Adverse reactions after any of the conjugate Hib vaccines are uncommon, are typically mild and usually resolve within 12 to 24 h.12 A randomized, blinded, comparative study found only minor differences among the four vaccines in the frequency and duration of adverse reactions.13
All four conjugate Hib vaccines are highly immunogenic in adults and older children. However, they differ markedly in the immune responses they stimulate among infants.13-16
PRP-OMP is unique among the conjugate Hib vaccines in producing substantial antibody rises after the first dose, given at 2 months of age.13 However, there is only a modest further increase in antibody after the second dose (or after a third dose).13 Consequently PRP-OMP is licensed in the United States as a two-dose primary series, whereas PRP-CRM and PRP-T are licensed as a three-dose primary series.

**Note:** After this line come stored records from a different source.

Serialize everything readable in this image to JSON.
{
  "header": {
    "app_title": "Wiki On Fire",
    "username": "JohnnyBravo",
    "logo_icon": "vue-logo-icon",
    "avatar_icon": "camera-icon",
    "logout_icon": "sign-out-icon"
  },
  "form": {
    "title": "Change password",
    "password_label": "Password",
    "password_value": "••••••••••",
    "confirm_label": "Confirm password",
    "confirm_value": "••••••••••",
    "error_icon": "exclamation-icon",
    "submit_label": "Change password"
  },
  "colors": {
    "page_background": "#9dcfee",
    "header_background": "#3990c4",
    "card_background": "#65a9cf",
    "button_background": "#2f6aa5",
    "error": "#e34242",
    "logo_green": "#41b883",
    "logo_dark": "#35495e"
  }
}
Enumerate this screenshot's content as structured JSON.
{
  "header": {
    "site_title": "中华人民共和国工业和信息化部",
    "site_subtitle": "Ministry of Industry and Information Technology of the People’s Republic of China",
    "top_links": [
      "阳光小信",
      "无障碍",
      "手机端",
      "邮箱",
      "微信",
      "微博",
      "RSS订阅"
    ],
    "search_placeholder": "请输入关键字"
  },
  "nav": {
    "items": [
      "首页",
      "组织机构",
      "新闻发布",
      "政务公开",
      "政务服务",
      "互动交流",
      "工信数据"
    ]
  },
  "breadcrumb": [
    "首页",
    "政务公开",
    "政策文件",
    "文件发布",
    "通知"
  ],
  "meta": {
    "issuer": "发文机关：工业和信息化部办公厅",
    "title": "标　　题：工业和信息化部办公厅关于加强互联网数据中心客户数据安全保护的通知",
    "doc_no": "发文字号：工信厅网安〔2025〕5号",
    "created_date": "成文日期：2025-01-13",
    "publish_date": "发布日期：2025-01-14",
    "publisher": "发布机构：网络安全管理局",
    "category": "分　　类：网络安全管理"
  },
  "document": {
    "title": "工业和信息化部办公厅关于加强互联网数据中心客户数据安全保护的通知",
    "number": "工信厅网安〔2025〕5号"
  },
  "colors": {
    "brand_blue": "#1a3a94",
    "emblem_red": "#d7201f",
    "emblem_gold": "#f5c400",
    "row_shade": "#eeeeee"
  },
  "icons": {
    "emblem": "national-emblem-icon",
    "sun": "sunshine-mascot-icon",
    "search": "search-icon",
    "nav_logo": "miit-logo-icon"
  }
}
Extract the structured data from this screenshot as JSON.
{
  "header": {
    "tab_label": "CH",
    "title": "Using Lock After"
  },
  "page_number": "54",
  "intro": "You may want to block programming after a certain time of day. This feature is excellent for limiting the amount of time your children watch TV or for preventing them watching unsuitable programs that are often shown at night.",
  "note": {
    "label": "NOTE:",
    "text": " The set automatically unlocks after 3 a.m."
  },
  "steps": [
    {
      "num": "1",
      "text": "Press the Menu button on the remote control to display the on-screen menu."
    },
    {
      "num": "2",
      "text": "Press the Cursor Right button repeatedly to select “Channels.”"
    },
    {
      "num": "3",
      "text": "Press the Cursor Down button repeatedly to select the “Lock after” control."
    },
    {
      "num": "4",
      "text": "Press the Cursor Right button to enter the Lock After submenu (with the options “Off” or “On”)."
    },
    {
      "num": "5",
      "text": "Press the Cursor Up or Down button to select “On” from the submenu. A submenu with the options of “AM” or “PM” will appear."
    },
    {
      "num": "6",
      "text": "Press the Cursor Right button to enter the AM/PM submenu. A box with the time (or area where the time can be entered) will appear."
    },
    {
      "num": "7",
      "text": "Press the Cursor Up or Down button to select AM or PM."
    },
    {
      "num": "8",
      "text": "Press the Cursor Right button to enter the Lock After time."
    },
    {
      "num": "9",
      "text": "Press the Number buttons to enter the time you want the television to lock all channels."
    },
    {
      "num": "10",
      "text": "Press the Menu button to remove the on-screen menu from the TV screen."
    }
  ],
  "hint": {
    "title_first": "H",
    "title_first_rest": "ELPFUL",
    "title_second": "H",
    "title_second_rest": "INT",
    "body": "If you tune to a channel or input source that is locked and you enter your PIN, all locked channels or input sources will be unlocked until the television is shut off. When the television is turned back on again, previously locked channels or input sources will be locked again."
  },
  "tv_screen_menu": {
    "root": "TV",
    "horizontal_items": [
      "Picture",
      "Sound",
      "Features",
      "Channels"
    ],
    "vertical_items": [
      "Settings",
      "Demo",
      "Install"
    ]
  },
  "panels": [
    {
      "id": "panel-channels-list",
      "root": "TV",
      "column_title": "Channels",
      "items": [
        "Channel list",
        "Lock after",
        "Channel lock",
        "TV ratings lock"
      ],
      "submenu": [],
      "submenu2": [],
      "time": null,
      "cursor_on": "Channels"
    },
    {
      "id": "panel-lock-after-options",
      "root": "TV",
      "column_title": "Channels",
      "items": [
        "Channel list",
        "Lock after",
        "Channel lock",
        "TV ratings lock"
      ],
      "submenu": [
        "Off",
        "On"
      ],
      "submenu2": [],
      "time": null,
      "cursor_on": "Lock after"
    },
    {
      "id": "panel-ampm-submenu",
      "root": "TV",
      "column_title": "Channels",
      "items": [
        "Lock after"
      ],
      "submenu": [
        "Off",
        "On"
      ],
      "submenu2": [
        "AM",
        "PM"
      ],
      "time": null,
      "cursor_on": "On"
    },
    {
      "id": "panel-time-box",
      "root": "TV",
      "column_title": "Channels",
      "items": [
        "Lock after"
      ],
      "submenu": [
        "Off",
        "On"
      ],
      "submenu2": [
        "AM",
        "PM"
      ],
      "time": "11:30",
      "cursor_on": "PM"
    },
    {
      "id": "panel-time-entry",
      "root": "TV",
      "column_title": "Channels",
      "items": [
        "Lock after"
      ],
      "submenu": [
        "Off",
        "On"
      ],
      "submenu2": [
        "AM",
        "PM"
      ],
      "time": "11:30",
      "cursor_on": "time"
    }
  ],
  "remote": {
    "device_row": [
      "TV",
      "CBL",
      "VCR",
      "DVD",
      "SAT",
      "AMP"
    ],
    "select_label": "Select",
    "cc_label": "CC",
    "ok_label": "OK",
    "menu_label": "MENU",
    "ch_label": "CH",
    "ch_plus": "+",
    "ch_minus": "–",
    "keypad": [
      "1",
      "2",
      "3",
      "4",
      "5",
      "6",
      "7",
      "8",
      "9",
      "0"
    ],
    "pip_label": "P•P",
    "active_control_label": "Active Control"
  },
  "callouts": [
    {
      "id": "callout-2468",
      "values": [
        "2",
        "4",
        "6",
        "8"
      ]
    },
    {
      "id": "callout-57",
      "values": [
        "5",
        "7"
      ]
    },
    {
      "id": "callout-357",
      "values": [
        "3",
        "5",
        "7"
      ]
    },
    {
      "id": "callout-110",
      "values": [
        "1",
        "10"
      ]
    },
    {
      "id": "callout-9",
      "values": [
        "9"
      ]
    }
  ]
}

With the near-elimination of invasive Hib disease after widespread use of conjugate Hib vaccines in infancy, the three vaccines have been considered interchangeable for primary as well as booster vaccination.24 However, after Alaska's change in 1996 from use of PRP-OMP to use of a combination product containing PRP-CRM plus diphtheria and tetanus toxoids and whole cell pertussis vaccine, the Centers for Disease Control and Prevention noted a 2- to 4-fold increase in invasive Hib disease (1995, 2 cases; 1996, 6 cases; 1997, 7 cases).25, 26 Subsequent evaluation of oropharyngeal carriage of Hib among native Alaskan children found carriage rates ranging from 5.6% among children ages 1 to 2 years, to 13.6% among those age 5 to 6 years.21 Although the rates of invasive Hib disease remain low the rates of carriage do not, and concern has been raised that these findings may be a result of the change from PRP-OMP to PRP-CRM. If so, use of PRP-OMP (at least for the first dose) might be more prudent in particularly high risk populations.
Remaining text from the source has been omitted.